Time for the Robin Hood Tax to go local

11 Jun 2013, By

Campaigning for a Robin Hood Tax has taken me from planning meetings in Congress House with Comic Relief’s Richard Curtis to protests in revolutionary Tunis, an interview with Australian radio sat on the doorstep of my nephews’ Melbourne bungalow and lobbying in the US Congress with a Labour Shadow Minister. We’ve decorated the outside of the Bank of England with a light show, and painted an actor in Cannes to represent an ailing global economy tended by Bill Nighy and members of the National Nurses of America. The Nepalese campaign visited a whole load of Ambassadors in exotic-sounding Kathmandhu ahead of the 2011 G20 summit.

A Brazilian legislator was so impressed by the campaigners at the Rio+20 climate talks that he wore his green Robin Hood Tax hat into Congress the next day. Robert Reich’s just signed a letter in favour of the tax, Archbishop Desmond Tutu’s written an editorial and Baroness Shirley Williams guest edited Radio 4’s Today on the subject. The Zero Zero Cinque campaign in Italy and the Steuergegenarmut campaign (for a tax against poverty) in Germany are key allies.

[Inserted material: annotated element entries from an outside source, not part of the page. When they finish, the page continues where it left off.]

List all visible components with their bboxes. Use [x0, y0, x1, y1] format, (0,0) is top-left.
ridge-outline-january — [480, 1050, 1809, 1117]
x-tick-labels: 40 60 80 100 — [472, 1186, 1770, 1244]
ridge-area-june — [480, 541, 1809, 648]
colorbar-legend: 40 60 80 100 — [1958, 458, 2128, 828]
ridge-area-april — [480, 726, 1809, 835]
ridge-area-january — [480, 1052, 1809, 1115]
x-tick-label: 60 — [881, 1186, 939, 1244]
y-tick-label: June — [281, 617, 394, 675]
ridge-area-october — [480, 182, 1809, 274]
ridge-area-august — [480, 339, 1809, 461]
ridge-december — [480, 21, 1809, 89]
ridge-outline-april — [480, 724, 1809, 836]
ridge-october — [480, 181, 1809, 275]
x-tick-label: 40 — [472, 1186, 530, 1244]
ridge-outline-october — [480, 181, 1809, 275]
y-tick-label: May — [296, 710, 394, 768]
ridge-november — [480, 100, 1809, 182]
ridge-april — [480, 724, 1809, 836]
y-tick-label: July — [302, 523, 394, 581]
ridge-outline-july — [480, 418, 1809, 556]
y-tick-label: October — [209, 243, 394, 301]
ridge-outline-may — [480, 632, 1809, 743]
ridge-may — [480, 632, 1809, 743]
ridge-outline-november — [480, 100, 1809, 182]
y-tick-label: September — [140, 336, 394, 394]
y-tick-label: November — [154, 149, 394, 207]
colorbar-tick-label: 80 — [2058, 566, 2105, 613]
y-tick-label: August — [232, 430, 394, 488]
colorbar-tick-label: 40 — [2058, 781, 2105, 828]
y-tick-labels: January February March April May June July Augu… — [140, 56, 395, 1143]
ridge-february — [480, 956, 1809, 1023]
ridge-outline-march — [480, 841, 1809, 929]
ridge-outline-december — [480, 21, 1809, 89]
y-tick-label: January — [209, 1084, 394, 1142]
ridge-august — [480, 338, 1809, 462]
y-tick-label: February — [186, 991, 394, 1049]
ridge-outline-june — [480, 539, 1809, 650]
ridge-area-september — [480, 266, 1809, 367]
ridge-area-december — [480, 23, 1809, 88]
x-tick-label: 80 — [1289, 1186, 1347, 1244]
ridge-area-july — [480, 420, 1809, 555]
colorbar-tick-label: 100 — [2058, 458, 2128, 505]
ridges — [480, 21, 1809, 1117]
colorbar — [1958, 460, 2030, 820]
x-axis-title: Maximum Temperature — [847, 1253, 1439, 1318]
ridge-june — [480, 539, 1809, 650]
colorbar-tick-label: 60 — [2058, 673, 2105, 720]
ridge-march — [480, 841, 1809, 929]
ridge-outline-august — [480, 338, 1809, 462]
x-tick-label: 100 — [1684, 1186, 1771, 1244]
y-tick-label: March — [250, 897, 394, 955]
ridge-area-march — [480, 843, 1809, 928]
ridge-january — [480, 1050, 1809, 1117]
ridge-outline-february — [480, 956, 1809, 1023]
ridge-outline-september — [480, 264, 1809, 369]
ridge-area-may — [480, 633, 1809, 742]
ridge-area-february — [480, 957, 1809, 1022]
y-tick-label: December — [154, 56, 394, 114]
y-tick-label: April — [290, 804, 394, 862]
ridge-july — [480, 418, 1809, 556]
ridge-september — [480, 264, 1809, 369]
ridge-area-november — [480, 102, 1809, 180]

11 European Union member states are negotiating the implementation of the tax (whatever the financial sector spin doctors tell you!) and the UN and Vatican have endorsed an idea that even the International Monetary Fund agrees is progressive and practicable.

So what more do we need for the campaign to take off? We want your local Council to back the tax, and we want you to talk to your Councillors (or email them) to make that happen.  And that’s not all… 

We want all the councils across the country to pass a motion declaring their support. We need you to get all your friends, family and work mates to contact their Councillors. Spread the word on twitter, facebook, and whatever else you use. If you’re a member of a political party, raise the issue there. There are a host of materials on the Robin Hood Tax campaign website.

The government cuts to public services will hurt everyone. Local councils have been hit the worst. A Robin Hood Tax could help provide money for local councils and services, and redirect resources away from the City of London and fat cat bankers’ bonus packages towards local communities across the country. Ordinary people have been paying a harsh price for the financial crisis – it’s about time the banks paid their fair share for the crash that they helped cause.

Robin Hood’s coming to your town. Ask your local councillors to take a stand for the Robin Hood Tax.